Lebanon threatens to expel Syrian refugees

Lebanon threatens to expel Syrian refugees
In the midst of a devastating economic crisis, Lebanon said it is now ready to expel Syrian refugees.
2 min read
Nine out of ten Syrian refugees in Lebanon live in extreme poverty. [Andreea Campeanu via Getty]

Prime Minister Najib Mikati on Monday said Lebanon was ready to expel Syrian refugees living in the country if the international community does not work to repatriate them.

Lebanon, grappling with its worst ever economic crisis, has the world's highest proportion of refugees in its population, with the government estimating that Syrians account for almost a quarter of its more than six million residents.

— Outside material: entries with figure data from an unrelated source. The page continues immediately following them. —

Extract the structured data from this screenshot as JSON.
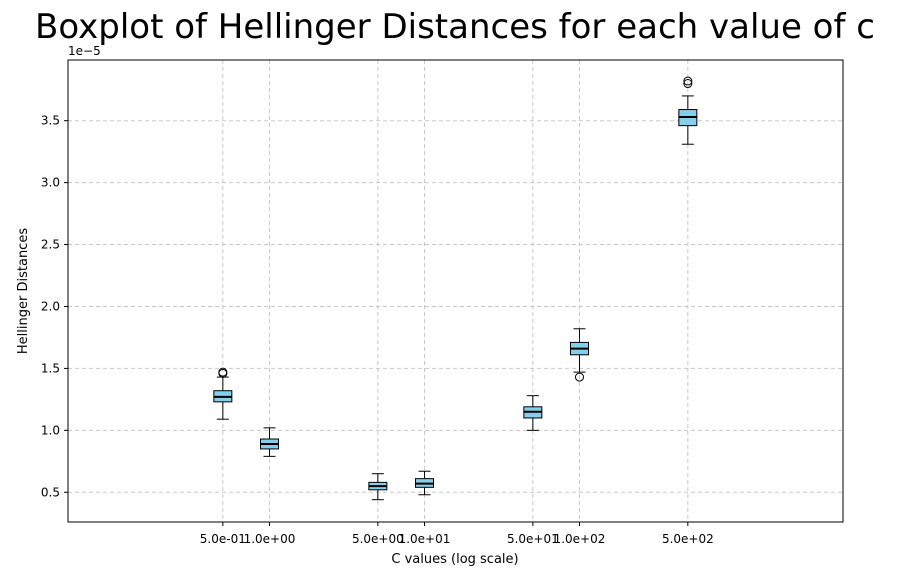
{
  "chart_data": {
    "type": "boxplot",
    "title": "Boxplot of Hellinger Distances for each value of c",
    "xlabel": "C values (log scale)",
    "ylabel": "Hellinger Distances",
    "y_offset_label": "1e−5",
    "x_scale": "log",
    "grid": true,
    "grid_style": "dashed",
    "box_color": "#87CEEB",
    "median_color": "#000000",
    "categories": [
      "5.0e-01",
      "1.0e+00",
      "5.0e+00",
      "1.0e+01",
      "5.0e+01",
      "1.0e+02",
      "5.0e+02"
    ],
    "boxes": [
      {
        "c": 0.5,
        "label": "5.0e-01",
        "whisker_low": 1.09,
        "q1": 1.23,
        "median": 1.27,
        "q3": 1.32,
        "whisker_high": 1.43,
        "outliers": [
          1.46,
          1.47
        ]
      },
      {
        "c": 1,
        "label": "1.0e+00",
        "whisker_low": 0.79,
        "q1": 0.85,
        "median": 0.89,
        "q3": 0.93,
        "whisker_high": 1.02,
        "outliers": []
      },
      {
        "c": 5,
        "label": "5.0e+00",
        "whisker_low": 0.44,
        "q1": 0.52,
        "median": 0.55,
        "q3": 0.58,
        "whisker_high": 0.65,
        "outliers": []
      },
      {
        "c": 10,
        "label": "1.0e+01",
        "whisker_low": 0.48,
        "q1": 0.54,
        "median": 0.57,
        "q3": 0.61,
        "whisker_high": 0.67,
        "outliers": []
      },
      {
        "c": 50,
        "label": "5.0e+01",
        "whisker_low": 1.0,
        "q1": 1.1,
        "median": 1.15,
        "q3": 1.19,
        "whisker_high": 1.28,
        "outliers": []
      },
      {
        "c": 100,
        "label": "1.0e+02",
        "whisker_low": 1.47,
        "q1": 1.61,
        "median": 1.66,
        "q3": 1.71,
        "whisker_high": 1.82,
        "outliers": [
          1.43
        ]
      },
      {
        "c": 500,
        "label": "5.0e+02",
        "whisker_low": 3.31,
        "q1": 3.46,
        "median": 3.53,
        "q3": 3.59,
        "whisker_high": 3.7,
        "outliers": [
          3.8,
          3.82
        ]
      }
    ],
    "yticks": [
      "0.5",
      "1.0",
      "1.5",
      "2.0",
      "2.5",
      "3.0",
      "3.5"
    ],
    "ytick_values": [
      0.5,
      1.0,
      1.5,
      2.0,
      2.5,
      3.0,
      3.5
    ],
    "ylim": [
      0.26,
      3.99
    ],
    "xlim_log10": [
      -1.3,
      3.7
    ]
  }
}
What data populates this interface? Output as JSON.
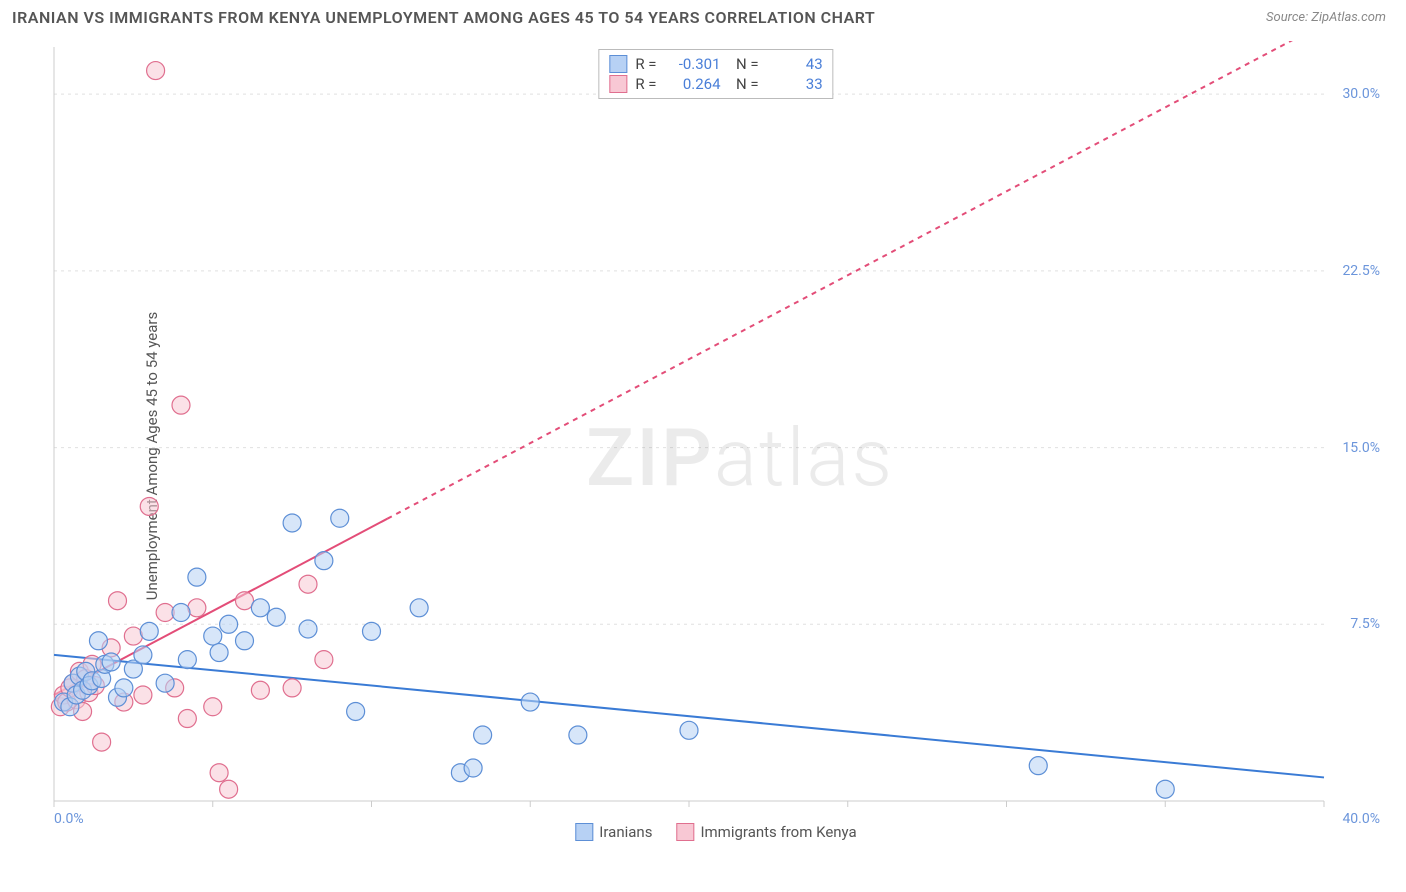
{
  "title": "IRANIAN VS IMMIGRANTS FROM KENYA UNEMPLOYMENT AMONG AGES 45 TO 54 YEARS CORRELATION CHART",
  "source": "Source: ZipAtlas.com",
  "ylabel": "Unemployment Among Ages 45 to 54 years",
  "watermark": {
    "zip": "ZIP",
    "atlas": "atlas"
  },
  "chart": {
    "type": "scatter",
    "xlim": [
      0,
      40
    ],
    "ylim": [
      0,
      32
    ],
    "xticks": [
      0,
      5,
      10,
      15,
      20,
      25,
      30,
      35,
      40
    ],
    "yticks": [
      7.5,
      15.0,
      22.5,
      30.0
    ],
    "xtick_labels": {
      "0": "0.0%",
      "40": "40.0%"
    },
    "ytick_labels": [
      "7.5%",
      "15.0%",
      "22.5%",
      "30.0%"
    ],
    "grid_color": "#e0e0e0",
    "axis_color": "#cccccc",
    "background_color": "#ffffff",
    "marker_radius": 9,
    "marker_opacity": 0.55,
    "marker_stroke_width": 1.2,
    "series": {
      "iranians": {
        "label": "Iranians",
        "color_fill": "#b7d1f4",
        "color_stroke": "#5d8fd6",
        "line_color": "#3a7bd5",
        "line_width": 2,
        "R": "-0.301",
        "N": "43",
        "regression": {
          "x1": 0,
          "y1": 6.2,
          "x2": 40,
          "y2": 1.0,
          "dash": "none",
          "dash_from_x": 40
        },
        "points": [
          [
            0.3,
            4.2
          ],
          [
            0.5,
            4.0
          ],
          [
            0.6,
            5.0
          ],
          [
            0.7,
            4.5
          ],
          [
            0.8,
            5.3
          ],
          [
            0.9,
            4.7
          ],
          [
            1.0,
            5.5
          ],
          [
            1.1,
            4.9
          ],
          [
            1.2,
            5.1
          ],
          [
            1.4,
            6.8
          ],
          [
            1.5,
            5.2
          ],
          [
            1.6,
            5.8
          ],
          [
            1.8,
            5.9
          ],
          [
            2.0,
            4.4
          ],
          [
            2.2,
            4.8
          ],
          [
            2.5,
            5.6
          ],
          [
            2.8,
            6.2
          ],
          [
            3.0,
            7.2
          ],
          [
            3.5,
            5.0
          ],
          [
            4.0,
            8.0
          ],
          [
            4.2,
            6.0
          ],
          [
            4.5,
            9.5
          ],
          [
            5.0,
            7.0
          ],
          [
            5.2,
            6.3
          ],
          [
            5.5,
            7.5
          ],
          [
            6.0,
            6.8
          ],
          [
            6.5,
            8.2
          ],
          [
            7.0,
            7.8
          ],
          [
            7.5,
            11.8
          ],
          [
            8.0,
            7.3
          ],
          [
            8.5,
            10.2
          ],
          [
            9.0,
            12.0
          ],
          [
            9.5,
            3.8
          ],
          [
            10.0,
            7.2
          ],
          [
            11.5,
            8.2
          ],
          [
            12.8,
            1.2
          ],
          [
            13.2,
            1.4
          ],
          [
            13.5,
            2.8
          ],
          [
            15.0,
            4.2
          ],
          [
            16.5,
            2.8
          ],
          [
            20.0,
            3.0
          ],
          [
            31.0,
            1.5
          ],
          [
            35.0,
            0.5
          ]
        ]
      },
      "kenya": {
        "label": "Immigrants from Kenya",
        "color_fill": "#f8c8d4",
        "color_stroke": "#e06f8f",
        "line_color": "#e34d78",
        "line_width": 2,
        "R": "0.264",
        "N": "33",
        "regression": {
          "x1": 0,
          "y1": 4.5,
          "x2": 40,
          "y2": 33.0,
          "dash": "5,5",
          "dash_from_x": 10.5
        },
        "points": [
          [
            0.2,
            4.0
          ],
          [
            0.3,
            4.5
          ],
          [
            0.4,
            4.2
          ],
          [
            0.5,
            4.8
          ],
          [
            0.6,
            5.0
          ],
          [
            0.7,
            4.3
          ],
          [
            0.8,
            5.5
          ],
          [
            0.9,
            3.8
          ],
          [
            1.0,
            5.2
          ],
          [
            1.1,
            4.6
          ],
          [
            1.2,
            5.8
          ],
          [
            1.3,
            4.9
          ],
          [
            1.5,
            2.5
          ],
          [
            1.8,
            6.5
          ],
          [
            2.0,
            8.5
          ],
          [
            2.2,
            4.2
          ],
          [
            2.5,
            7.0
          ],
          [
            2.8,
            4.5
          ],
          [
            3.0,
            12.5
          ],
          [
            3.2,
            31.0
          ],
          [
            3.5,
            8.0
          ],
          [
            3.8,
            4.8
          ],
          [
            4.0,
            16.8
          ],
          [
            4.2,
            3.5
          ],
          [
            4.5,
            8.2
          ],
          [
            5.0,
            4.0
          ],
          [
            5.2,
            1.2
          ],
          [
            5.5,
            0.5
          ],
          [
            6.0,
            8.5
          ],
          [
            6.5,
            4.7
          ],
          [
            7.5,
            4.8
          ],
          [
            8.0,
            9.2
          ],
          [
            8.5,
            6.0
          ]
        ]
      }
    }
  },
  "bottom_legend": [
    {
      "label": "Iranians",
      "series": "iranians"
    },
    {
      "label": "Immigrants from Kenya",
      "series": "kenya"
    }
  ]
}
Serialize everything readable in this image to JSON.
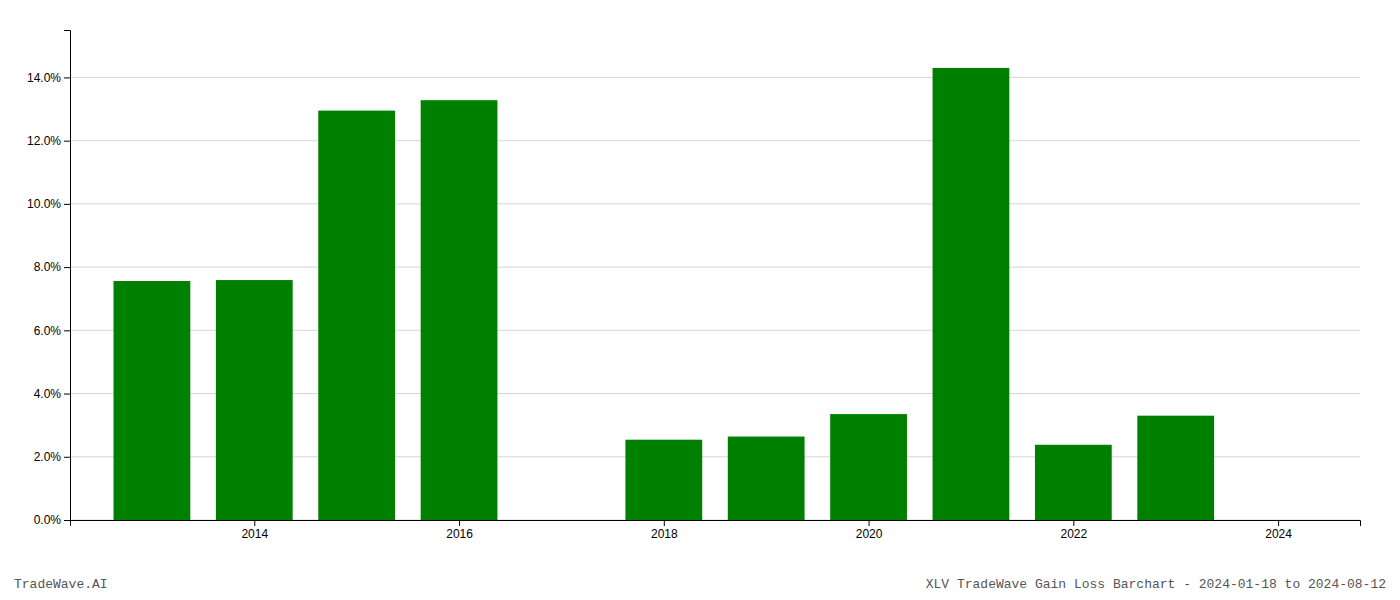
{
  "chart_data": {
    "type": "bar",
    "title": "XLV TradeWave Gain Loss Barchart - 2024-01-18 to 2024-08-12",
    "annotations": [
      "TradeWave.AI"
    ],
    "x": [
      2013,
      2014,
      2015,
      2016,
      2017,
      2018,
      2019,
      2020,
      2021,
      2022,
      2023
    ],
    "values": [
      0.0756,
      0.0759,
      0.1295,
      0.1328,
      0.0,
      0.0254,
      0.0264,
      0.0335,
      0.143,
      0.0238,
      0.033
    ],
    "color": "#008000",
    "xlim": [
      2012.2,
      2024.8
    ],
    "xticks": [
      2014,
      2016,
      2018,
      2020,
      2022,
      2024
    ],
    "ylim": [
      0.0,
      0.155
    ],
    "yticks": [
      {
        "value": 0.0,
        "label": "0.0%"
      },
      {
        "value": 0.02,
        "label": "2.0%"
      },
      {
        "value": 0.04,
        "label": "4.0%"
      },
      {
        "value": 0.06,
        "label": "6.0%"
      },
      {
        "value": 0.08,
        "label": "8.0%"
      },
      {
        "value": 0.1,
        "label": "10.0%"
      },
      {
        "value": 0.12,
        "label": "12.0%"
      },
      {
        "value": 0.14,
        "label": "14.0%"
      }
    ],
    "grid": true
  }
}
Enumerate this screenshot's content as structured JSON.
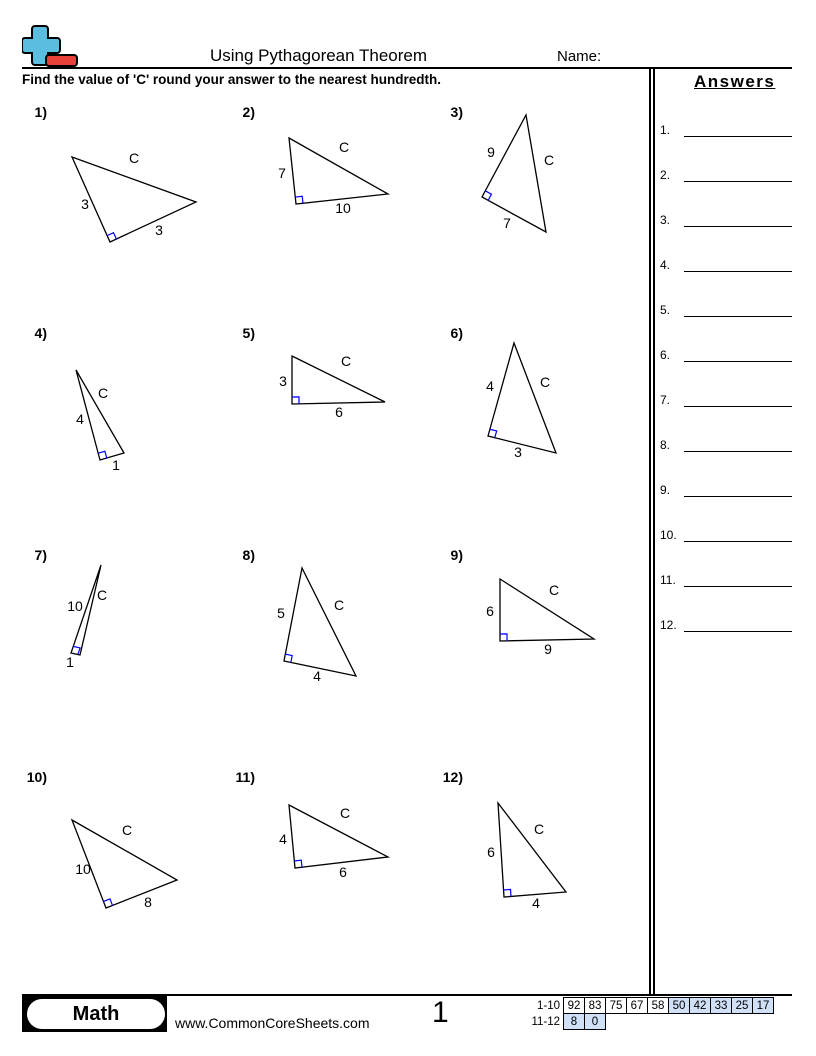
{
  "header": {
    "title": "Using Pythagorean Theorem",
    "name_label": "Name:",
    "instructions": "Find the value of 'C' round your answer to the nearest hundredth.",
    "answers_title": "Answers",
    "logo_icon": "plus-minus-logo",
    "logo_colors": {
      "plus": "#5bbde0",
      "minus": "#e8413c"
    }
  },
  "problems": [
    {
      "number": "1)",
      "labels": [
        "C",
        "3",
        "3"
      ]
    },
    {
      "number": "2)",
      "labels": [
        "C",
        "7",
        "10"
      ]
    },
    {
      "number": "3)",
      "labels": [
        "9",
        "C",
        "7"
      ]
    },
    {
      "number": "4)",
      "labels": [
        "C",
        "4",
        "1"
      ]
    },
    {
      "number": "5)",
      "labels": [
        "C",
        "3",
        "6"
      ]
    },
    {
      "number": "6)",
      "labels": [
        "4",
        "C",
        "3"
      ]
    },
    {
      "number": "7)",
      "labels": [
        "10",
        "C",
        "1"
      ]
    },
    {
      "number": "8)",
      "labels": [
        "5",
        "C",
        "4"
      ]
    },
    {
      "number": "9)",
      "labels": [
        "C",
        "6",
        "9"
      ]
    },
    {
      "number": "10)",
      "labels": [
        "C",
        "10",
        "8"
      ]
    },
    {
      "number": "11)",
      "labels": [
        "C",
        "4",
        "6"
      ]
    },
    {
      "number": "12)",
      "labels": [
        "C",
        "6",
        "4"
      ]
    }
  ],
  "answers": [
    "1.",
    "2.",
    "3.",
    "4.",
    "5.",
    "6.",
    "7.",
    "8.",
    "9.",
    "10.",
    "11.",
    "12."
  ],
  "right_angle_color": "#0000ff",
  "footer": {
    "subject": "Math",
    "website": "www.CommonCoreSheets.com",
    "page": "1",
    "score_rows": [
      {
        "label": "1-10",
        "values": [
          "92",
          "83",
          "75",
          "67",
          "58",
          "50",
          "42",
          "33",
          "25",
          "17"
        ]
      },
      {
        "label": "11-12",
        "values": [
          "8",
          "0"
        ]
      }
    ],
    "highlight_color": "#cfe0f7"
  }
}
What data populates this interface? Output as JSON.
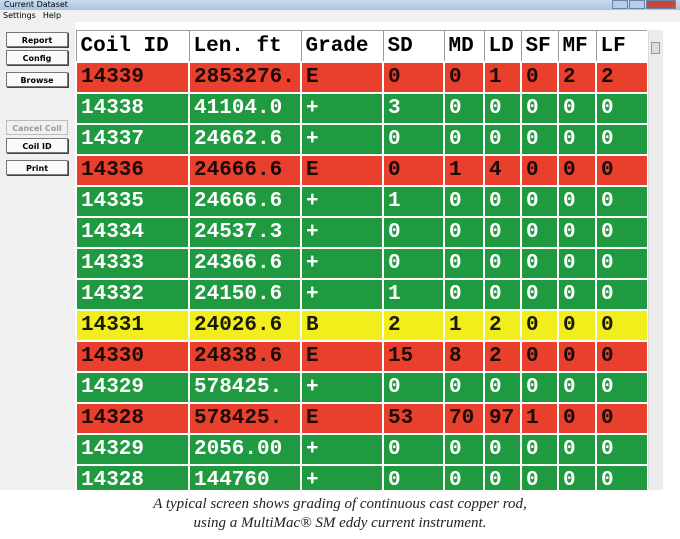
{
  "window": {
    "title": "Current Dataset"
  },
  "menu": [
    "Settings",
    "Help"
  ],
  "buttons": [
    {
      "label": "Report",
      "disabled": false
    },
    {
      "label": "Config",
      "disabled": false
    },
    {
      "label": "Browse",
      "disabled": false
    },
    {
      "label": "Cancel Coil",
      "disabled": true
    },
    {
      "label": "Coil ID",
      "disabled": false
    },
    {
      "label": "Print",
      "disabled": false
    }
  ],
  "table": {
    "headers": [
      "Coil ID",
      "Len. ft",
      "Grade",
      "SD",
      "MD",
      "LD",
      "SF",
      "MF",
      "LF"
    ],
    "rows": [
      {
        "color": "#e8402c",
        "text_color": "#1a0a08",
        "cells": [
          "14339",
          "2853276.",
          "E",
          "0",
          "0",
          "1",
          "0",
          "2",
          "2"
        ]
      },
      {
        "color": "#1f9a40",
        "text_color": "#ffffff",
        "cells": [
          "14338",
          "41104.0",
          "+",
          "3",
          "0",
          "0",
          "0",
          "0",
          "0"
        ]
      },
      {
        "color": "#1f9a40",
        "text_color": "#ffffff",
        "cells": [
          "14337",
          "24662.6",
          "+",
          "0",
          "0",
          "0",
          "0",
          "0",
          "0"
        ]
      },
      {
        "color": "#e8402c",
        "text_color": "#1a0a08",
        "cells": [
          "14336",
          "24666.6",
          "E",
          "0",
          "1",
          "4",
          "0",
          "0",
          "0"
        ]
      },
      {
        "color": "#1f9a40",
        "text_color": "#ffffff",
        "cells": [
          "14335",
          "24666.6",
          "+",
          "1",
          "0",
          "0",
          "0",
          "0",
          "0"
        ]
      },
      {
        "color": "#1f9a40",
        "text_color": "#ffffff",
        "cells": [
          "14334",
          "24537.3",
          "+",
          "0",
          "0",
          "0",
          "0",
          "0",
          "0"
        ]
      },
      {
        "color": "#1f9a40",
        "text_color": "#ffffff",
        "cells": [
          "14333",
          "24366.6",
          "+",
          "0",
          "0",
          "0",
          "0",
          "0",
          "0"
        ]
      },
      {
        "color": "#1f9a40",
        "text_color": "#ffffff",
        "cells": [
          "14332",
          "24150.6",
          "+",
          "1",
          "0",
          "0",
          "0",
          "0",
          "0"
        ]
      },
      {
        "color": "#f2ee1c",
        "text_color": "#1a1a08",
        "cells": [
          "14331",
          "24026.6",
          "B",
          "2",
          "1",
          "2",
          "0",
          "0",
          "0"
        ]
      },
      {
        "color": "#e8402c",
        "text_color": "#1a0a08",
        "cells": [
          "14330",
          "24838.6",
          "E",
          "15",
          "8",
          "2",
          "0",
          "0",
          "0"
        ]
      },
      {
        "color": "#1f9a40",
        "text_color": "#ffffff",
        "cells": [
          "14329",
          "578425.",
          "+",
          "0",
          "0",
          "0",
          "0",
          "0",
          "0"
        ]
      },
      {
        "color": "#e8402c",
        "text_color": "#1a0a08",
        "cells": [
          "14328",
          "578425.",
          "E",
          "53",
          "70",
          "97",
          "1",
          "0",
          "0"
        ]
      },
      {
        "color": "#1f9a40",
        "text_color": "#ffffff",
        "cells": [
          "14329",
          "2056.00",
          "+",
          "0",
          "0",
          "0",
          "0",
          "0",
          "0"
        ]
      },
      {
        "color": "#1f9a40",
        "text_color": "#ffffff",
        "cells": [
          "14328",
          "144760",
          "+",
          "0",
          "0",
          "0",
          "0",
          "0",
          "0"
        ]
      }
    ]
  },
  "caption": [
    "A typical screen shows grading of continuous cast copper rod,",
    "using a MultiMac® SM eddy current instrument."
  ]
}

"Eleven years after the start of the Syrian crisis, Lebanon no longer has the capacity to bear this burden, especially under the current circumstances," Mikati said.

"I call on the international community to work with Lebanon to secure the return of Syrian refugees to their country, or else Lebanon will... work to get Syrians out through legal means and the firm application of Lebanese law."

Mikati's remarks were made during a ceremony launching the 2022-2023 Lebanon Crisis Response Plan, which is backed by the United Nations.

The UN humanitarian coordinator for Lebanon, Najat Rochdi, was in attendance.

Mikati's statement follows similar remarks made in May by social affairs minister Hector Hajjar, who said that Lebanon could no longer afford to host such a large refugee population.

On Monday, Lebanon appealed for $3.2 billion to address the ongoing impact of the Syria crisis, according to a UN statement. Some $9 billion have been provided in assistance through the Lebanon Crisis Response Plan since 2015, the UN says.

But a dire economic crisis that has plunged many Lebanese into poverty is exacerbating public resentment over the continued presence of Syrian refugees in the country.

Some political figures and pundits have recently posited that, thanks to cash handouts by aid agencies, Syrian refugees have been receiving more assistance than the poorest Lebanese.

Nine out of 10 Syrians in Lebanon are living in poverty, while poverty levels for Lebanese have also risen to cover more than 80 percent of the population.

Rights groups, including Human Rights Watch and Amnesty International, have warned against forced repatriation to Syria, where they have documented cases of detainment, torture and disappearance committed by the Syrian authorities against returnees.